Lucie au pays des merveilles
Quand Lucie – actrice chevaleresse – s’endort, au beau milieu d’un sublime paysage médiéval, son terrier se révèle être un théâtre vide où des comédiennes se retrouvent perdues dans un entre-deux entre fiction et réalité interrogeant la nature même du jeu. Après le plutôt naturaliste et percutant Braquer Poitiers, Claude Schmitz poursuit avec Lucie perd son cheval, un film comme une recherche cinématographique, déstructurant perpétuellement son récit. La narration établit son point de départ dans les Cévennes, où Lucie passe des vacances chez sa grand-mère avec sa fille. De ces prémisses documentaires, une matière filmique tournée à l’origine pour être montrée sur scène dans une création du réalisateur, également metteur en scène de théâtre, Un Royaume, l’histoire nous montre la jeune femme en chevaleresse, montée sur un cheval switchant vers l’univers du merveilleux féodal. Mais si comme elle le répète, l’héroïne essaie de ne « pas perdre le fil », du récit comme de sa vie, la perte de son cheval apparaît comme métaphore de la condition de l’actrice. Alors dans ce théâtre confiné de sommeils en réveils, se joue la représentation du présent de la fiction saisi à la volée.
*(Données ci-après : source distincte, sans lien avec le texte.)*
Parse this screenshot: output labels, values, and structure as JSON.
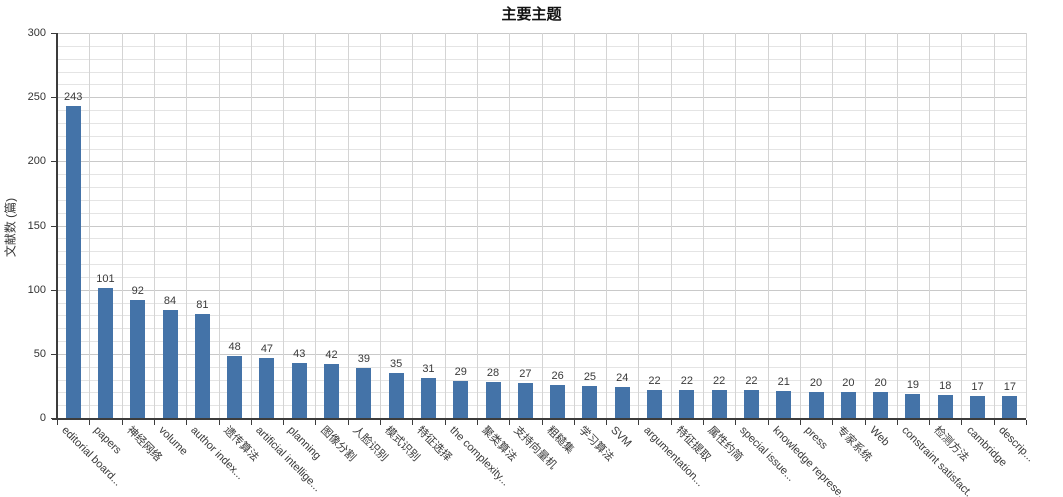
{
  "chart_data": {
    "type": "bar",
    "title": "主要主题",
    "xlabel": "",
    "ylabel": "文献数 (篇)",
    "ylim": [
      0,
      300
    ],
    "y_major_step": 50,
    "y_minor_step": 10,
    "y_tick_labels": [
      "0",
      "50",
      "100",
      "150",
      "200",
      "250",
      "300"
    ],
    "grid": true,
    "legend_position": "none",
    "bar_color": "#4473a8",
    "categories": [
      "editorial board...",
      "papers",
      "神经网络",
      "volume",
      "author index...",
      "遗传算法",
      "artificial intellige...",
      "planning",
      "图像分割",
      "人脸识别",
      "模式识别",
      "特征选择",
      "the complexity...",
      "聚类算法",
      "支持向量机",
      "粗糙集",
      "学习算法",
      "SVM",
      "argumentation...",
      "特征提取",
      "属性约简",
      "special issue...",
      "knowledge represe...",
      "press",
      "专家系统",
      "Web",
      "constraint satisfact...",
      "检测方法",
      "cambridge",
      "descrip..."
    ],
    "values": [
      243,
      101,
      92,
      84,
      81,
      48,
      47,
      43,
      42,
      39,
      35,
      31,
      29,
      28,
      27,
      26,
      25,
      24,
      22,
      22,
      22,
      22,
      21,
      20,
      20,
      20,
      19,
      18,
      17,
      17
    ]
  },
  "colors": {
    "bar": "#4473a8",
    "grid_major": "#c9c9c9",
    "grid_minor": "#e4e4e4",
    "axis": "#3c3c3c",
    "text": "#333333",
    "title": "#111111"
  }
}
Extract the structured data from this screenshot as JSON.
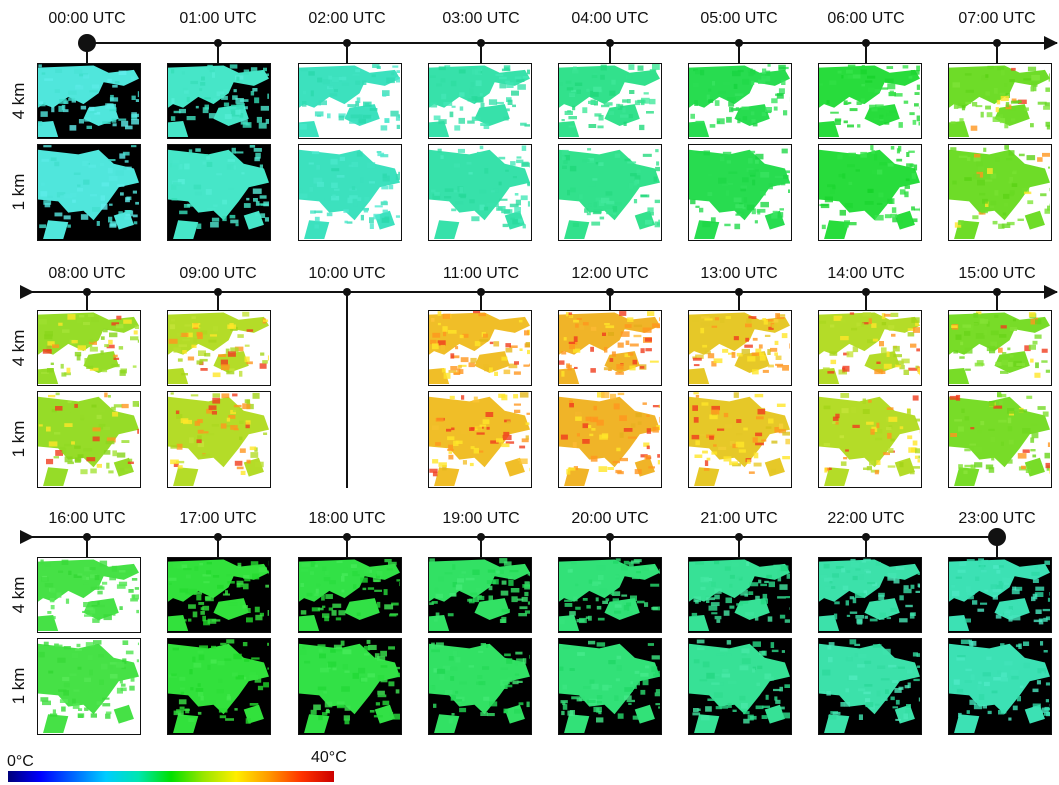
{
  "rows": [
    {
      "times": [
        "00:00 UTC",
        "01:00 UTC",
        "02:00 UTC",
        "03:00 UTC",
        "04:00 UTC",
        "05:00 UTC",
        "06:00 UTC",
        "07:00 UTC"
      ],
      "thumbs": [
        {
          "bg": "#000000",
          "tone": [
            80,
            230,
            220
          ]
        },
        {
          "bg": "#000000",
          "tone": [
            70,
            230,
            200
          ]
        },
        {
          "bg": "#ffffff",
          "tone": [
            60,
            225,
            190
          ]
        },
        {
          "bg": "#ffffff",
          "tone": [
            55,
            225,
            170
          ]
        },
        {
          "bg": "#ffffff",
          "tone": [
            50,
            225,
            140
          ]
        },
        {
          "bg": "#ffffff",
          "tone": [
            40,
            220,
            80
          ]
        },
        {
          "bg": "#ffffff",
          "tone": [
            40,
            220,
            60
          ]
        },
        {
          "bg": "#ffffff",
          "tone": [
            110,
            220,
            40
          ],
          "hot": 0.15
        }
      ],
      "start": "big",
      "end": "arrow"
    },
    {
      "times": [
        "08:00 UTC",
        "09:00 UTC",
        "10:00 UTC",
        "11:00 UTC",
        "12:00 UTC",
        "13:00 UTC",
        "14:00 UTC",
        "15:00 UTC"
      ],
      "thumbs": [
        {
          "bg": "#ffffff",
          "tone": [
            150,
            220,
            40
          ],
          "hot": 0.35
        },
        {
          "bg": "#ffffff",
          "tone": [
            180,
            220,
            40
          ],
          "hot": 0.5
        },
        null,
        {
          "bg": "#ffffff",
          "tone": [
            240,
            190,
            40
          ],
          "hot": 0.8
        },
        {
          "bg": "#ffffff",
          "tone": [
            240,
            180,
            40
          ],
          "hot": 0.85
        },
        {
          "bg": "#ffffff",
          "tone": [
            230,
            200,
            40
          ],
          "hot": 0.7
        },
        {
          "bg": "#ffffff",
          "tone": [
            180,
            220,
            40
          ],
          "hot": 0.5
        },
        {
          "bg": "#ffffff",
          "tone": [
            120,
            220,
            40
          ],
          "hot": 0.25
        }
      ],
      "start": "arrow",
      "end": "arrow"
    },
    {
      "times": [
        "16:00 UTC",
        "17:00 UTC",
        "18:00 UTC",
        "19:00 UTC",
        "20:00 UTC",
        "21:00 UTC",
        "22:00 UTC",
        "23:00 UTC"
      ],
      "thumbs": [
        {
          "bg": "#ffffff",
          "tone": [
            70,
            225,
            70
          ]
        },
        {
          "bg": "#000000",
          "tone": [
            50,
            225,
            60
          ]
        },
        {
          "bg": "#000000",
          "tone": [
            50,
            225,
            70
          ]
        },
        {
          "bg": "#000000",
          "tone": [
            50,
            225,
            100
          ]
        },
        {
          "bg": "#000000",
          "tone": [
            50,
            225,
            120
          ]
        },
        {
          "bg": "#000000",
          "tone": [
            55,
            225,
            150
          ]
        },
        {
          "bg": "#000000",
          "tone": [
            60,
            225,
            170
          ]
        },
        {
          "bg": "#000000",
          "tone": [
            60,
            225,
            180
          ]
        }
      ],
      "start": "arrow",
      "end": "big"
    }
  ],
  "row_labels": [
    "4 km",
    "1 km"
  ],
  "legend": {
    "min_label": "0°C",
    "max_label": "40°C"
  }
}
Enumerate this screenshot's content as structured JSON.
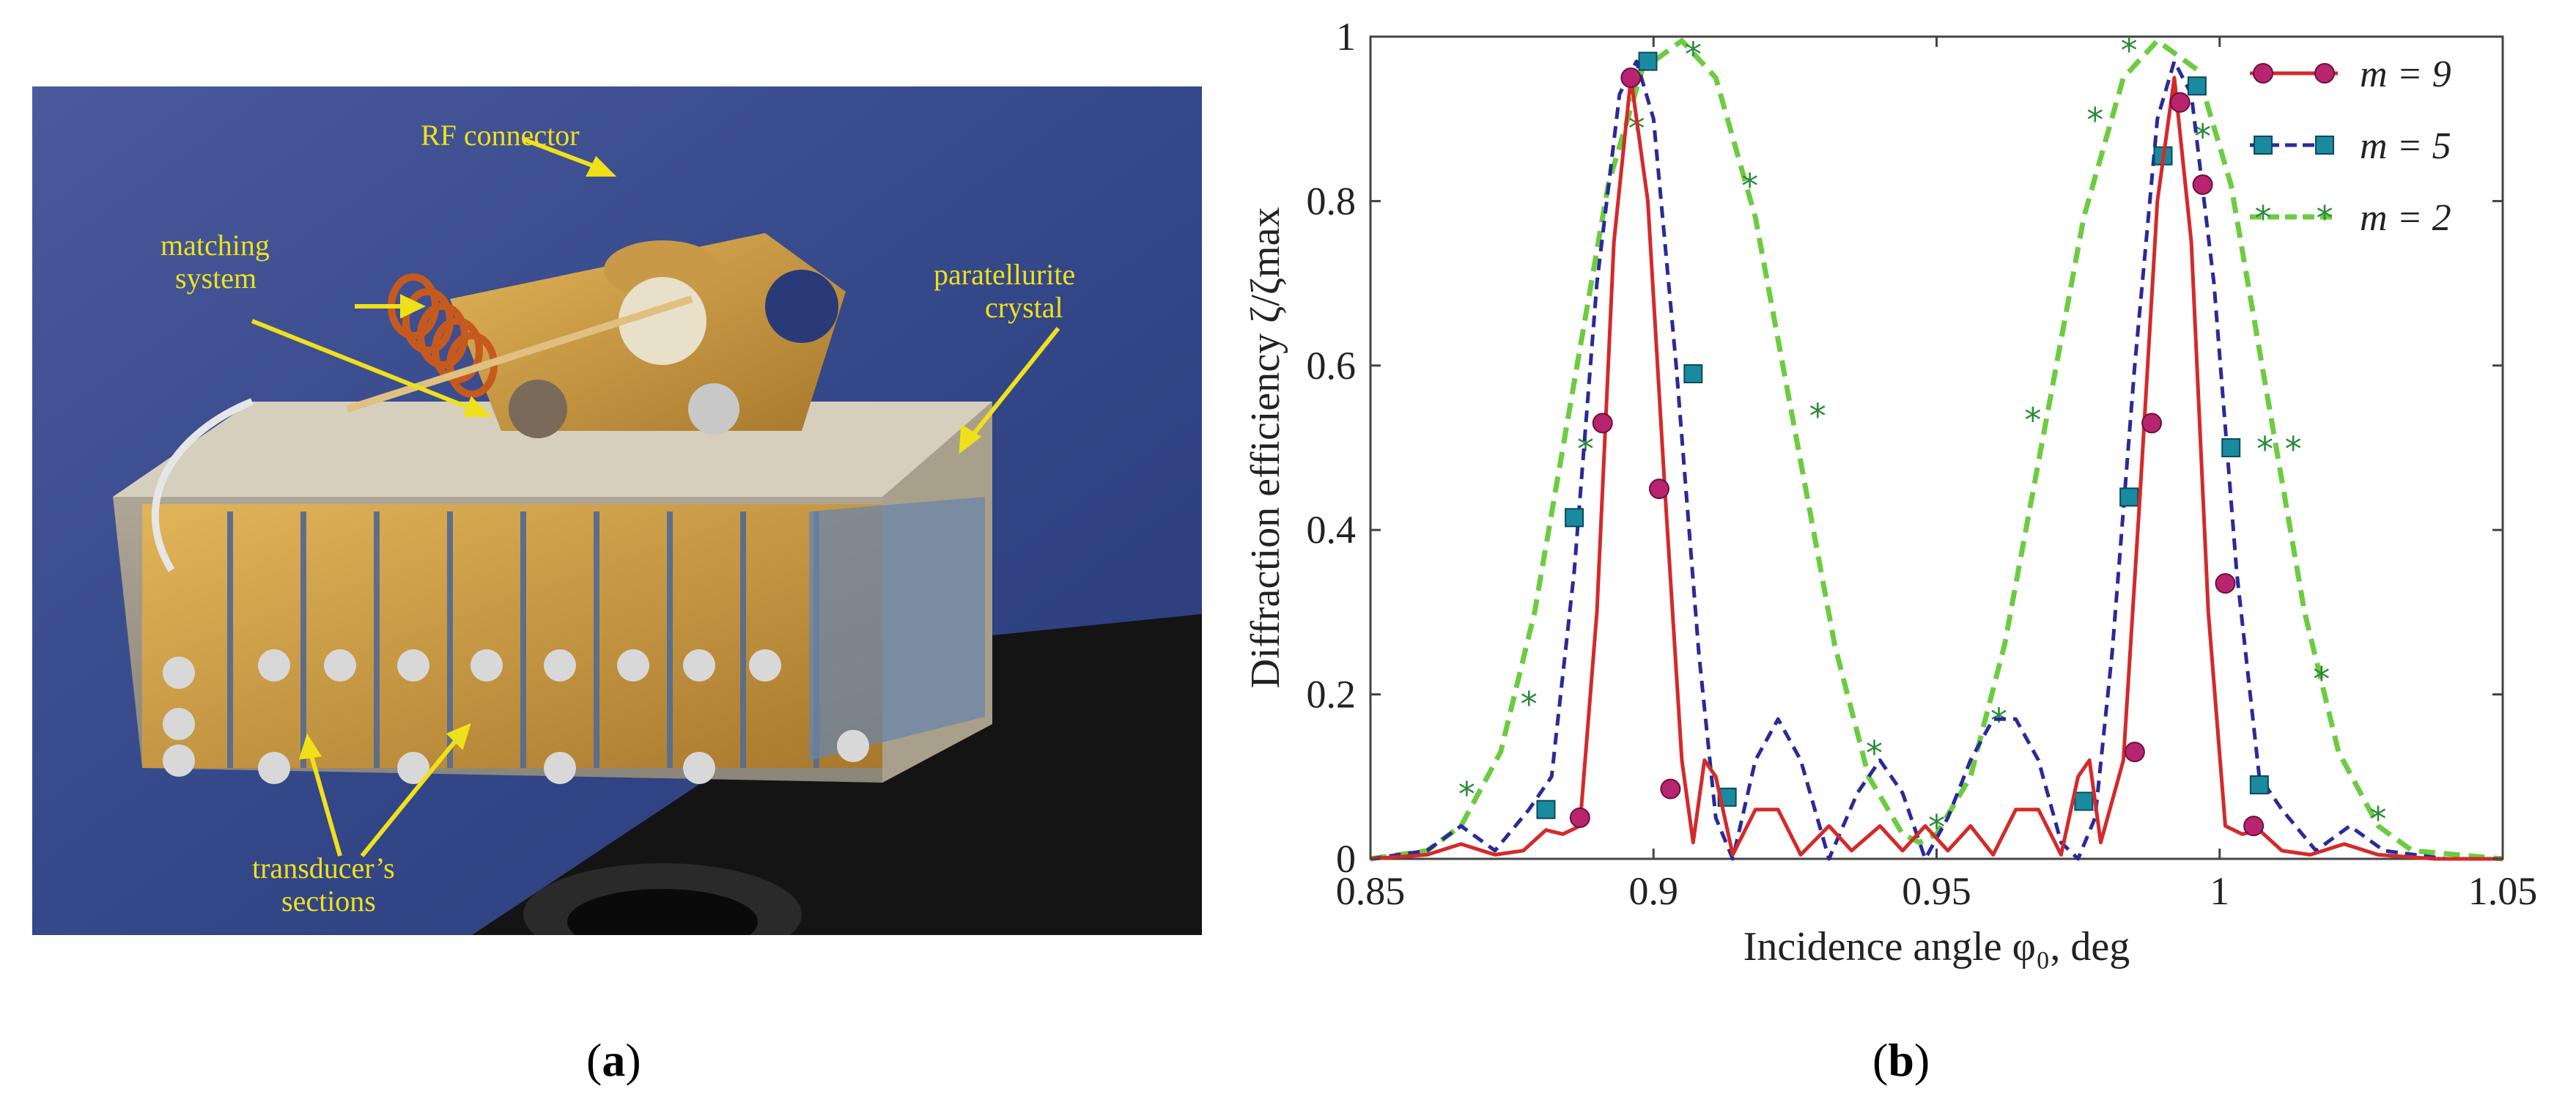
{
  "panel_a": {
    "caption_letter": "a",
    "labels": {
      "rf_connector": "RF connector",
      "matching_line1": "matching",
      "matching_line2": "system",
      "crystal_line1": "paratellurite",
      "crystal_line2": "crystal",
      "transducer_line1": "transducer’s",
      "transducer_line2": "sections"
    },
    "colors": {
      "label": "#f0e01a",
      "background": "#3b4f8c"
    }
  },
  "panel_b": {
    "caption_letter": "b"
  },
  "chart_data": {
    "type": "line",
    "title": "",
    "xlabel": "Incidence angle  φ₀, deg",
    "ylabel": "Diffraction efficiency  ζ/ζmax",
    "xlim": [
      0.85,
      1.05
    ],
    "ylim": [
      0,
      1
    ],
    "xticks": [
      0.85,
      0.9,
      0.95,
      1,
      1.05
    ],
    "xtick_labels": [
      "0.85",
      "0.9",
      "0.95",
      "1",
      "1.05"
    ],
    "yticks": [
      0,
      0.2,
      0.4,
      0.6,
      0.8,
      1
    ],
    "ytick_labels": [
      "0",
      "0.2",
      "0.4",
      "0.6",
      "0.8",
      "1"
    ],
    "grid": false,
    "legend_position": "top-right",
    "series": [
      {
        "name": "m = 9",
        "color": "#d42a2a",
        "line": "solid",
        "marker": "circle",
        "marker_color": "#b8246e",
        "curve": [
          [
            0.85,
            0
          ],
          [
            0.86,
            0.005
          ],
          [
            0.866,
            0.018
          ],
          [
            0.872,
            0.005
          ],
          [
            0.877,
            0.01
          ],
          [
            0.881,
            0.035
          ],
          [
            0.884,
            0.03
          ],
          [
            0.887,
            0.04
          ],
          [
            0.89,
            0.3
          ],
          [
            0.893,
            0.75
          ],
          [
            0.896,
            0.95
          ],
          [
            0.899,
            0.8
          ],
          [
            0.902,
            0.45
          ],
          [
            0.905,
            0.12
          ],
          [
            0.907,
            0.02
          ],
          [
            0.909,
            0.12
          ],
          [
            0.911,
            0.1
          ],
          [
            0.914,
            0.005
          ],
          [
            0.918,
            0.06
          ],
          [
            0.922,
            0.06
          ],
          [
            0.926,
            0.005
          ],
          [
            0.931,
            0.04
          ],
          [
            0.935,
            0.01
          ],
          [
            0.94,
            0.04
          ],
          [
            0.944,
            0.01
          ],
          [
            0.948,
            0.04
          ],
          [
            0.952,
            0.01
          ],
          [
            0.956,
            0.04
          ],
          [
            0.96,
            0.005
          ],
          [
            0.964,
            0.06
          ],
          [
            0.968,
            0.06
          ],
          [
            0.972,
            0.005
          ],
          [
            0.975,
            0.1
          ],
          [
            0.977,
            0.12
          ],
          [
            0.979,
            0.02
          ],
          [
            0.983,
            0.12
          ],
          [
            0.986,
            0.45
          ],
          [
            0.989,
            0.8
          ],
          [
            0.992,
            0.95
          ],
          [
            0.995,
            0.75
          ],
          [
            0.998,
            0.3
          ],
          [
            1.001,
            0.04
          ],
          [
            1.004,
            0.03
          ],
          [
            1.007,
            0.035
          ],
          [
            1.011,
            0.01
          ],
          [
            1.016,
            0.005
          ],
          [
            1.022,
            0.018
          ],
          [
            1.028,
            0.005
          ],
          [
            1.038,
            0
          ],
          [
            1.05,
            0
          ]
        ],
        "markers": [
          [
            0.887,
            0.05
          ],
          [
            0.891,
            0.53
          ],
          [
            0.896,
            0.95
          ],
          [
            0.901,
            0.45
          ],
          [
            0.903,
            0.085
          ],
          [
            0.985,
            0.13
          ],
          [
            0.988,
            0.53
          ],
          [
            0.993,
            0.92
          ],
          [
            0.997,
            0.82
          ],
          [
            1.001,
            0.335
          ],
          [
            1.006,
            0.04
          ]
        ]
      },
      {
        "name": "m = 5",
        "color": "#2a2a9a",
        "line": "dashed",
        "marker": "square",
        "marker_color": "#1a8aa0",
        "curve": [
          [
            0.85,
            0
          ],
          [
            0.86,
            0.01
          ],
          [
            0.866,
            0.04
          ],
          [
            0.872,
            0.01
          ],
          [
            0.878,
            0.06
          ],
          [
            0.882,
            0.1
          ],
          [
            0.886,
            0.35
          ],
          [
            0.89,
            0.7
          ],
          [
            0.894,
            0.93
          ],
          [
            0.897,
            0.97
          ],
          [
            0.9,
            0.9
          ],
          [
            0.904,
            0.6
          ],
          [
            0.908,
            0.25
          ],
          [
            0.911,
            0.05
          ],
          [
            0.914,
            0.0
          ],
          [
            0.918,
            0.12
          ],
          [
            0.922,
            0.17
          ],
          [
            0.926,
            0.12
          ],
          [
            0.931,
            0.0
          ],
          [
            0.936,
            0.08
          ],
          [
            0.94,
            0.12
          ],
          [
            0.944,
            0.08
          ],
          [
            0.948,
            0.0
          ],
          [
            0.952,
            0.05
          ],
          [
            0.956,
            0.12
          ],
          [
            0.96,
            0.17
          ],
          [
            0.964,
            0.17
          ],
          [
            0.968,
            0.12
          ],
          [
            0.972,
            0.02
          ],
          [
            0.975,
            0.0
          ],
          [
            0.978,
            0.05
          ],
          [
            0.981,
            0.25
          ],
          [
            0.985,
            0.6
          ],
          [
            0.989,
            0.9
          ],
          [
            0.992,
            0.97
          ],
          [
            0.995,
            0.93
          ],
          [
            0.999,
            0.7
          ],
          [
            1.003,
            0.35
          ],
          [
            1.007,
            0.1
          ],
          [
            1.011,
            0.06
          ],
          [
            1.017,
            0.01
          ],
          [
            1.023,
            0.04
          ],
          [
            1.029,
            0.01
          ],
          [
            1.04,
            0
          ],
          [
            1.05,
            0
          ]
        ],
        "markers": [
          [
            0.881,
            0.06
          ],
          [
            0.886,
            0.415
          ],
          [
            0.899,
            0.97
          ],
          [
            0.907,
            0.59
          ],
          [
            0.913,
            0.075
          ],
          [
            0.976,
            0.07
          ],
          [
            0.984,
            0.44
          ],
          [
            0.99,
            0.855
          ],
          [
            0.996,
            0.94
          ],
          [
            1.002,
            0.5
          ],
          [
            1.007,
            0.09
          ]
        ]
      },
      {
        "name": "m = 2",
        "color": "#6ccc40",
        "line": "dashed",
        "marker": "star",
        "marker_color": "#2a8a3a",
        "curve": [
          [
            0.85,
            0
          ],
          [
            0.86,
            0.01
          ],
          [
            0.866,
            0.04
          ],
          [
            0.873,
            0.13
          ],
          [
            0.879,
            0.3
          ],
          [
            0.886,
            0.58
          ],
          [
            0.892,
            0.82
          ],
          [
            0.898,
            0.96
          ],
          [
            0.905,
            0.995
          ],
          [
            0.911,
            0.95
          ],
          [
            0.918,
            0.78
          ],
          [
            0.925,
            0.52
          ],
          [
            0.932,
            0.26
          ],
          [
            0.938,
            0.1
          ],
          [
            0.944,
            0.03
          ],
          [
            0.947,
            0.02
          ],
          [
            0.95,
            0.03
          ],
          [
            0.956,
            0.1
          ],
          [
            0.962,
            0.26
          ],
          [
            0.969,
            0.52
          ],
          [
            0.976,
            0.78
          ],
          [
            0.983,
            0.95
          ],
          [
            0.989,
            0.995
          ],
          [
            0.996,
            0.96
          ],
          [
            1.002,
            0.82
          ],
          [
            1.008,
            0.58
          ],
          [
            1.015,
            0.3
          ],
          [
            1.021,
            0.13
          ],
          [
            1.028,
            0.04
          ],
          [
            1.034,
            0.01
          ],
          [
            1.05,
            0
          ]
        ],
        "markers": [
          [
            0.867,
            0.08
          ],
          [
            0.878,
            0.19
          ],
          [
            0.888,
            0.5
          ],
          [
            0.897,
            0.89
          ],
          [
            0.907,
            0.98
          ],
          [
            0.917,
            0.82
          ],
          [
            0.929,
            0.54
          ],
          [
            0.939,
            0.13
          ],
          [
            0.95,
            0.04
          ],
          [
            0.961,
            0.17
          ],
          [
            0.967,
            0.535
          ],
          [
            0.978,
            0.9
          ],
          [
            0.984,
            0.985
          ],
          [
            0.997,
            0.88
          ],
          [
            1.008,
            0.5
          ],
          [
            1.013,
            0.5
          ],
          [
            1.018,
            0.22
          ],
          [
            1.028,
            0.05
          ]
        ]
      }
    ]
  }
}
Actrices endormies, donc, dans l’attente d’interpréter Le Roi Lear, techniciens éveillés comme des gardiens d’une pièce qui ne peut pas avoir lieu, réalisateur facétieux recherchant du romanesque et de la vie dans de simples dialogues et situations. Ici, les métamorphoses narratives emboîtées les unes dans les autres ne sont pas sans rappeler celles aussi inventives de Jacques Rivette dans Céline et Julie vont en bateau où un simple bonbon plongeait les actrices dans une autre faille spatio-temporelle établissant l’art de la digression à rebours des dramaturgies classiques. En créant des univers et en fabriquant un cinéma spontané avec peu de choses, mais surtout avec des acteur.rices, Lucie perd son cheval, objet hybride par essence, vient rappeler le pouvoir de la création et de l’imaginaire, la vie étant un songe (ou une comédie) quand des crises comme une pandémie bouleversent le monde et lui ordonnent l’arrêt forcé.
Réalisé par Claude Schmitz. Avec Lucie Debay, Hélène Bressiant, Judith Williquet, Francis Soetens, Olivier Zanotti…- 1h22 – France – En salles le 8 février 2023 – Shellac Distribution.